It is women's way. They always love colour better than form, rhetoric better than logic, priestcraft better than philosophy, and flourishes better than fugues. It has been said scores of times before I said it.

Nay, he pursued, thinking he had pained me, you have a bright wit enough, and a beautiful voice, though you sing without knowing very well what you do sing. But genius you have not, look you; say your thanksgiving to the Madonna at the next shrine we come to; genius you have not.

What is it?

Well, it is hard to tell; but this is certain, that it puts peas unboiled into the shoes of every pilgrim who really gets up to its Olivet.

Genius has all manner of dead dreams and sorrowful lost loves for its scallop-shells; and the palm that it carries is the bundle of rods wherewith fools have beaten it for calling them blind.

Genius has eyes so clear that it sees straight down into the hearts of others through all their veils of sophistry and simulation; but its own heart is pierced often to the quick for shame of what it reads there.

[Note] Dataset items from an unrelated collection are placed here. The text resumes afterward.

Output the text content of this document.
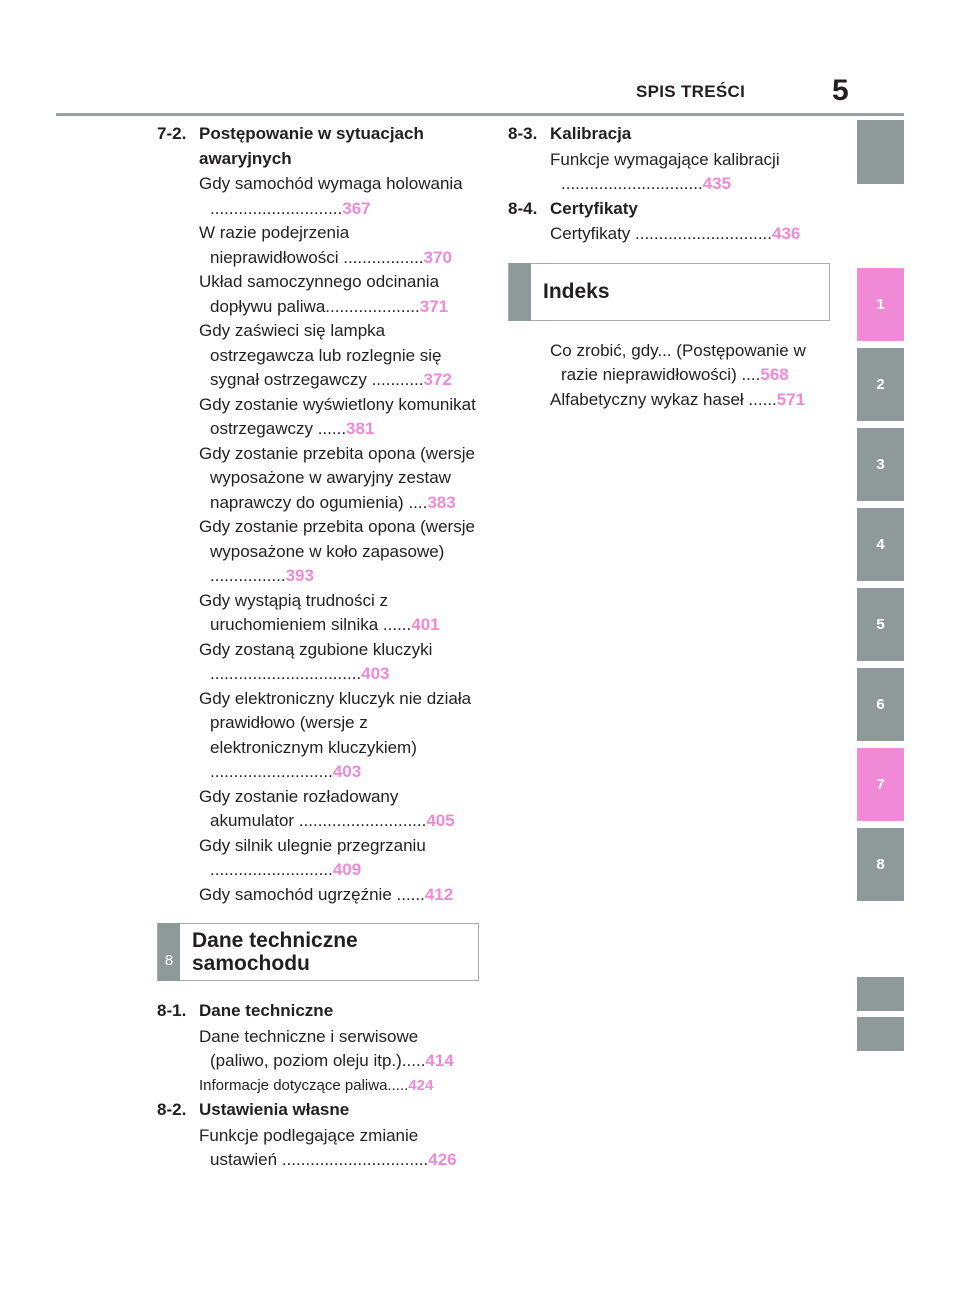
SPIS TREŚCI	5
1
2
3
4
5
6
7
8
7-2. Postępowanie w sytuacjach awaryjnych
Gdy samochód wymaga holowania ............................367
W razie podejrzenia nieprawidłowości .................370
Układ samoczynnego odcinania dopływu paliwa....................371
Gdy zaświeci się lampka ostrzegawcza lub rozlegnie się sygnał ostrzegawczy ...........372
Gdy zostanie wyświetlony komunikat ostrzegawczy ......381
Gdy zostanie przebita opona (wersje wyposażone w awaryjny zestaw naprawczy do ogumienia) ....383
Gdy zostanie przebita opona (wersje wyposażone w koło zapasowe) ................393
Gdy wystąpią trudności z uruchomieniem silnika ......401
Gdy zostaną zgubione kluczyki ................................403
Gdy elektroniczny kluczyk nie działa prawidłowo (wersje z elektronicznym kluczykiem) ..........................403
Gdy zostanie rozładowany akumulator ...........................405
Gdy silnik ulegnie przegrzaniu ..........................409
Gdy samochód ugrzęźnie ......412
8
Dane techniczne samochodu
8-1. Dane techniczne
Dane techniczne i serwisowe (paliwo, poziom oleju itp.).....414
Informacje dotyczące paliwa.....424
8-2. Ustawienia własne
Funkcje podlegające zmianie ustawień ...............................426
8-3. Kalibracja
Funkcje wymagające kalibracji ..............................435
8-4. Certyfikaty
Certyfikaty .............................436
Indeks
Co zrobić, gdy... (Postępowanie w razie nieprawidłowości) ....568
Alfabetyczny wykaz haseł ......571
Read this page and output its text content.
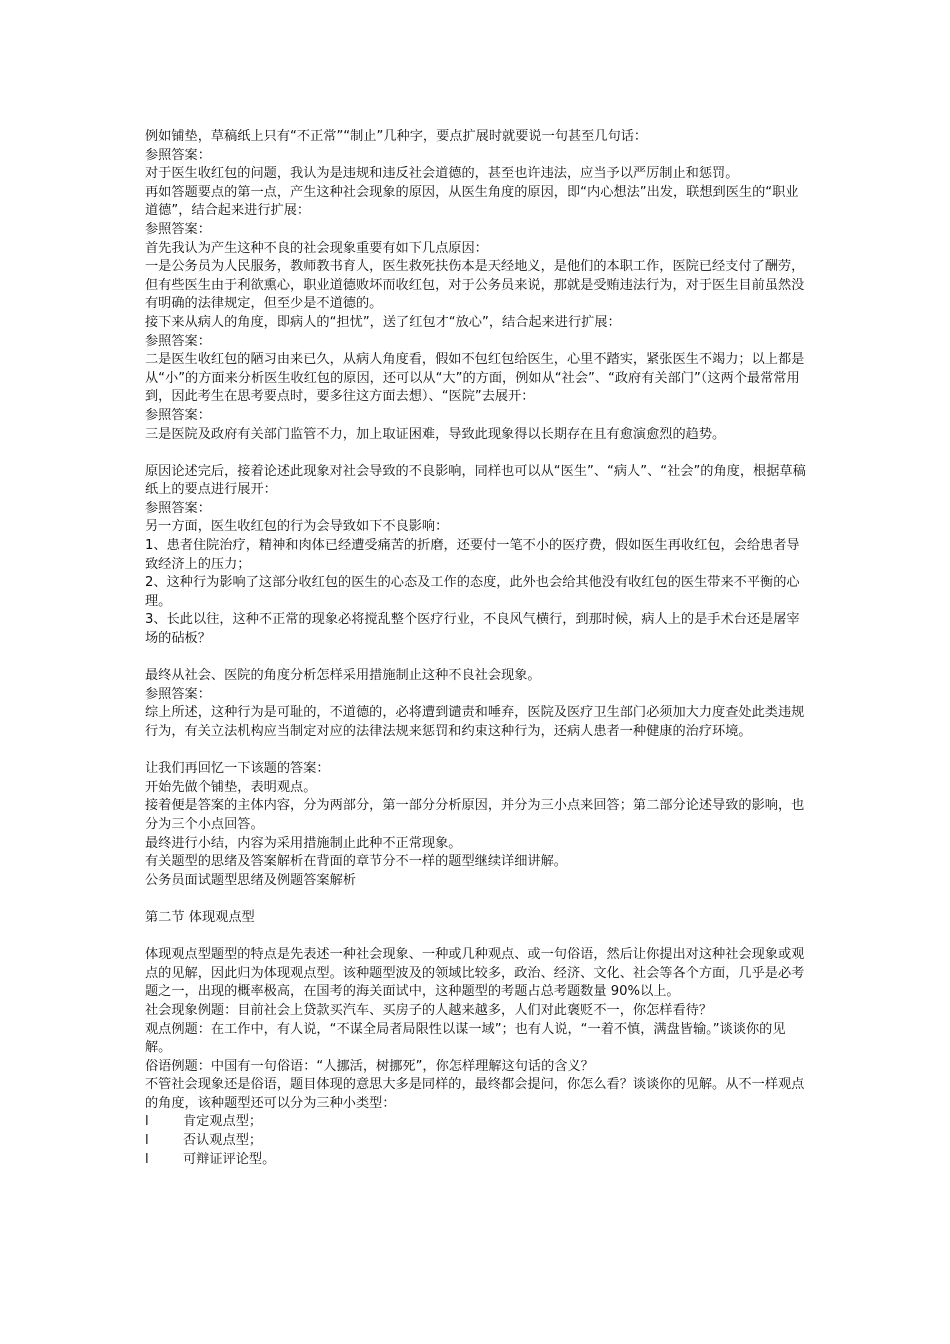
例如铺垫，草稿纸上只有“不正常”“制止”几种字，要点扩展时就要说一句甚至几句话：

参照答案：

对于医生收红包的问题，我认为是违规和违反社会道德的，甚至也许违法，应当予以严厉制止和惩罚。

再如答题要点的第一点，产生这种社会现象的原因，从医生角度的原因，即“内心想法”出发，联想到医生的“职业道德”，结合起来进行扩展：

参照答案：

首先我认为产生这种不良的社会现象重要有如下几点原因：

一是公务员为人民服务，教师教书育人，医生救死扶伤本是天经地义，是他们的本职工作，医院已经支付了酬劳，但有些医生由于利欲熏心，职业道德败坏而收红包，对于公务员来说，那就是受贿违法行为，对于医生目前虽然没有明确的法律规定，但至少是不道德的。

接下来从病人的角度，即病人的“担忧”，送了红包才“放心”，结合起来进行扩展：

参照答案：

二是医生收红包的陋习由来已久，从病人角度看，假如不包红包给医生，心里不踏实，紧张医生不竭力；以上都是从“小”的方面来分析医生收红包的原因，还可以从“大”的方面，例如从“社会”、“政府有关部门”（这两个最常常用到，因此考生在思考要点时，要多往这方面去想）、“医院”去展开：

参照答案：

三是医院及政府有关部门监管不力，加上取证困难，导致此现象得以长期存在且有愈演愈烈的趋势。

原因论述完后，接着论述此现象对社会导致的不良影响，同样也可以从“医生”、“病人”、“社会”的角度，根据草稿纸上的要点进行展开：

参照答案：

另一方面，医生收红包的行为会导致如下不良影响：

1、患者住院治疗，精神和肉体已经遭受痛苦的折磨，还要付一笔不小的医疗费，假如医生再收红包，会给患者导致经济上的压力；

2、这种行为影响了这部分收红包的医生的心态及工作的态度，此外也会给其他没有收红包的医生带来不平衡的心理。

3、长此以往，这种不正常的现象必将搅乱整个医疗行业，不良风气横行，到那时候，病人上的是手术台还是屠宰场的砧板？

最终从社会、医院的角度分析怎样采用措施制止这种不良社会现象。

参照答案：

综上所述，这种行为是可耻的，不道德的，必将遭到谴责和唾弃，医院及医疗卫生部门必须加大力度查处此类违规行为，有关立法机构应当制定对应的法律法规来惩罚和约束这种行为，还病人患者一种健康的治疗环境。

让我们再回忆一下该题的答案：

开始先做个铺垫，表明观点。

接着便是答案的主体内容，分为两部分，第一部分分析原因，并分为三小点来回答；第二部分论述导致的影响，也分为三个小点回答。

最终进行小结，内容为采用措施制止此种不正常现象。

有关题型的思绪及答案解析在背面的章节分不一样的题型继续详细讲解。

公务员面试题型思绪及例题答案解析

第二节 体现观点型

体现观点型题型的特点是先表述一种社会现象、一种或几种观点、或一句俗语，然后让你提出对这种社会现象或观点的见解，因此归为体现观点型。该种题型波及的领域比较多，政治、经济、文化、社会等各个方面，几乎是必考题之一，出现的概率极高，在国考的海关面试中，这种题型的考题占总考题数量 90%以上。

社会现象例题：目前社会上贷款买汽车、买房子的人越来越多，人们对此褒贬不一，你怎样看待？

观点例题：在工作中，有人说，“不谋全局者局限性以谋一域”；也有人说，“一着不慎，满盘皆输。”谈谈你的见解。

俗语例题：中国有一句俗语：“人挪活，树挪死”，你怎样理解这句话的含义？

不管社会现象还是俗语，题目体现的意思大多是同样的，最终都会提问，你怎么看？谈谈你的见解。从不一样观点的角度，该种题型还可以分为三种小类型：

l	肯定观点型；
l	否认观点型；
l	可辩证评论型。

It has such long and faithful remembrance of other worlds and other lives which most minds have forgotten, that beside the beauty of those memories all things of earth seem poor and valueless.

Men call this imagination or idealism; the name does not matter much; whether it be desire or remembrance, it comes to the same issue; so that genius, going ever beyond the thing it sees in infinite longing for some higher greatness which it has either lost or otherwise cannot reach, finds the art, and the humanity, and the creations, and the affections which seem to others so exquisite most imperfect and scarcely to be endured.

The heaven of Phædrus is the world which haunts Genius—where there shall not be women but Woman, not friends but Friendship, not poems but Poetry; everything in its uttermost wholeness and perfection; so that there shall be no possibility of regret nor any place for desire.